ABSTRACT

The years 2000 and 2001 were for me, as for many others around the world, a time of excitement and optimism. A new kind of social movement was emerging. Inspired by the diverse and dialogical networks of resistance imagined by the Zapatistas (Marcos 2001), a variety of grassroots mobilisations and activist-oriented non-governmental organisations – perhaps predominantly but by no means exclusively from the global North – were coalescing into ‘a movement of movements’ resistant to neoliberal globalisation.

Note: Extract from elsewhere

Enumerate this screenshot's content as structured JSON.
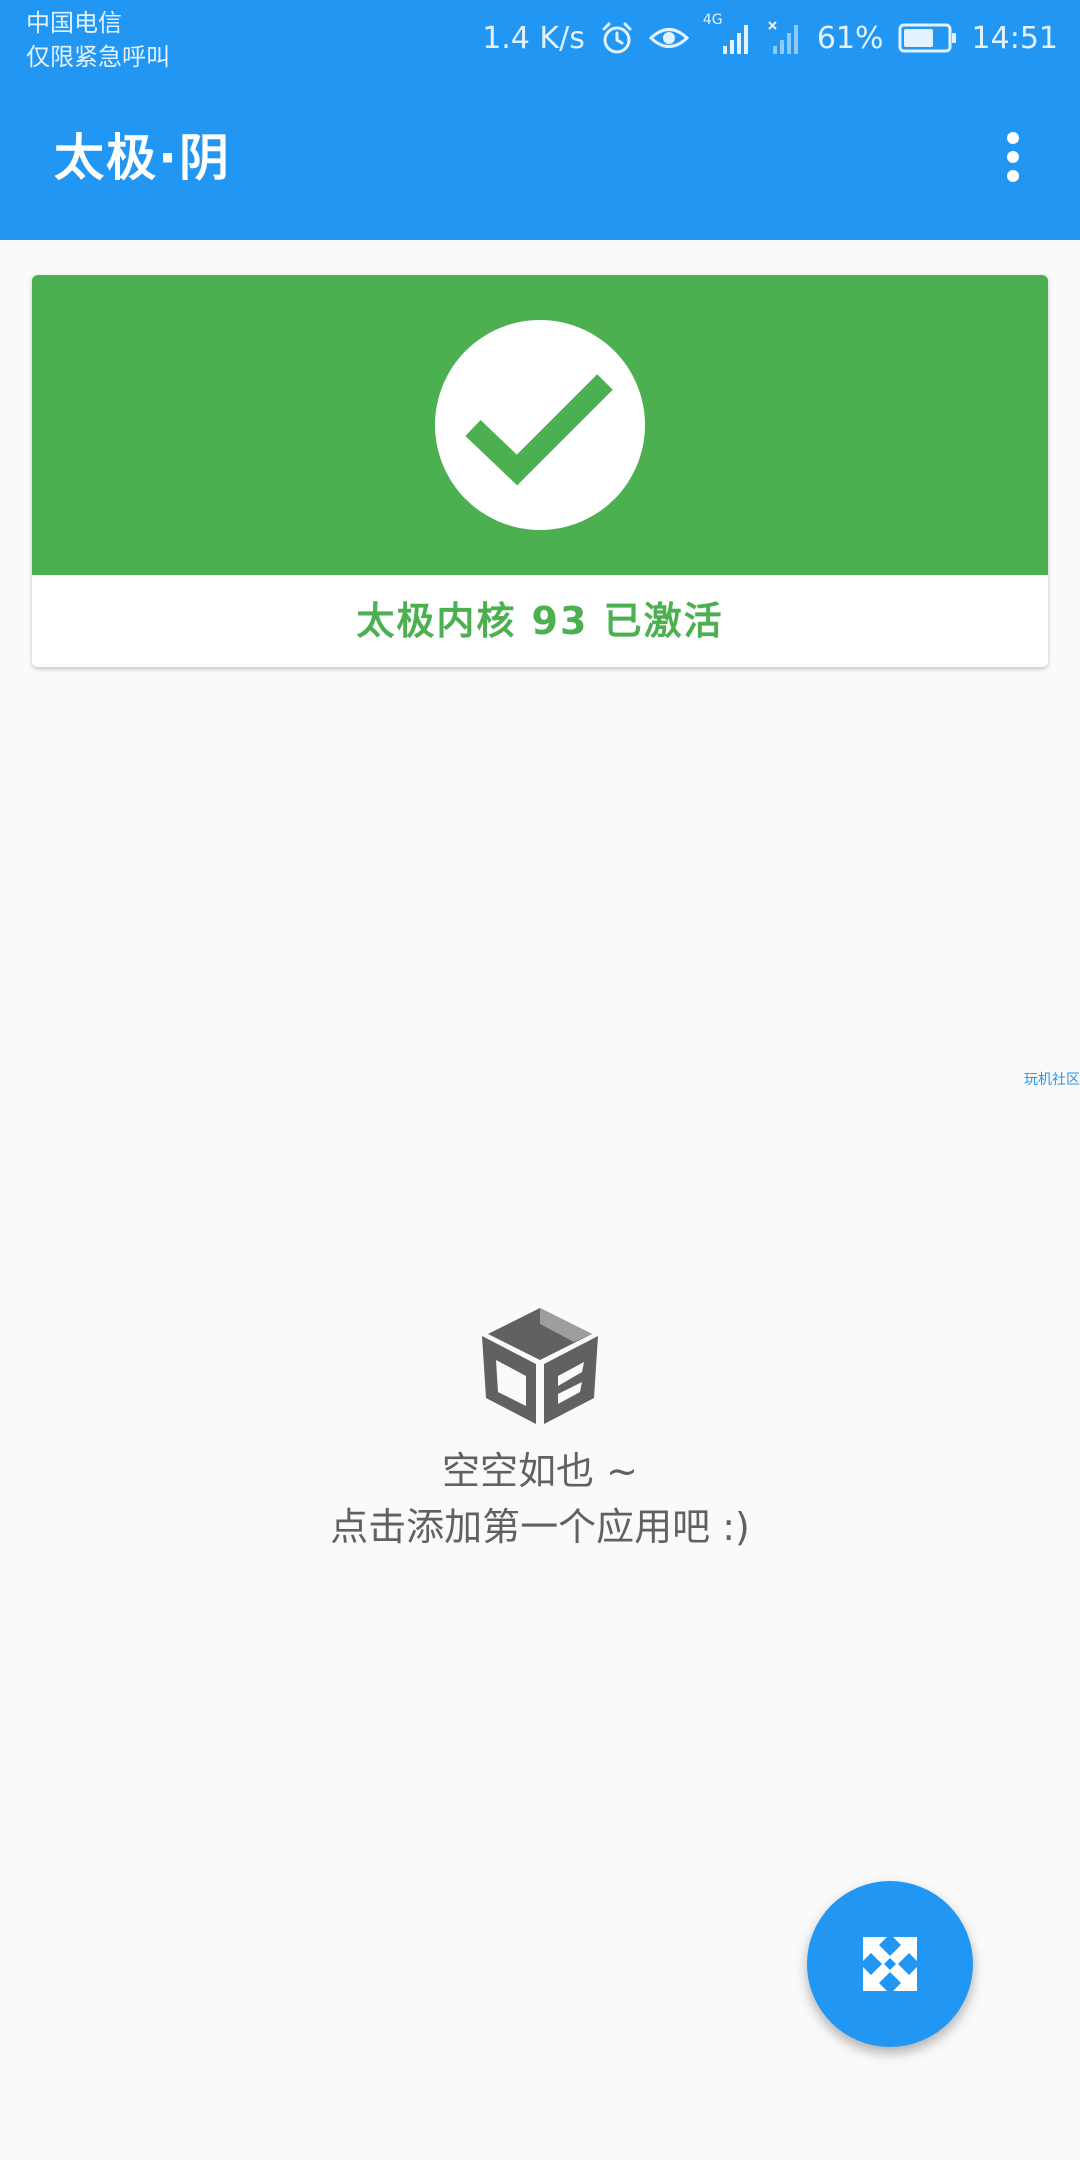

Among them could be found critics of the International Monetary Fund, World Bank and World Trade Organization; advocates of debt relief for developing countries; proponents of re-regulation and taxation of global finance capital; groups critical of the heightened power of multinational firms; movements of and for small farmers and landless peasants; environmentalists; women’s groups and lesbian activists; labour advocates; direct action networks; and anti-capitalist groups inspired by various articulations of anarchist and socialist ideologies (on the scope of the movement see inter alia Bircham and Charlton 2001; Fisher and Ponniah 2003; Notes from Nowhere 2003; Mertes 2004). Together, these groups seemed to be constructing a new form of politics premised upon transnational solidarity and emergent norms of collective responsibility and reciprocity (see discussions in Rupert 2000; 2003; 2004b).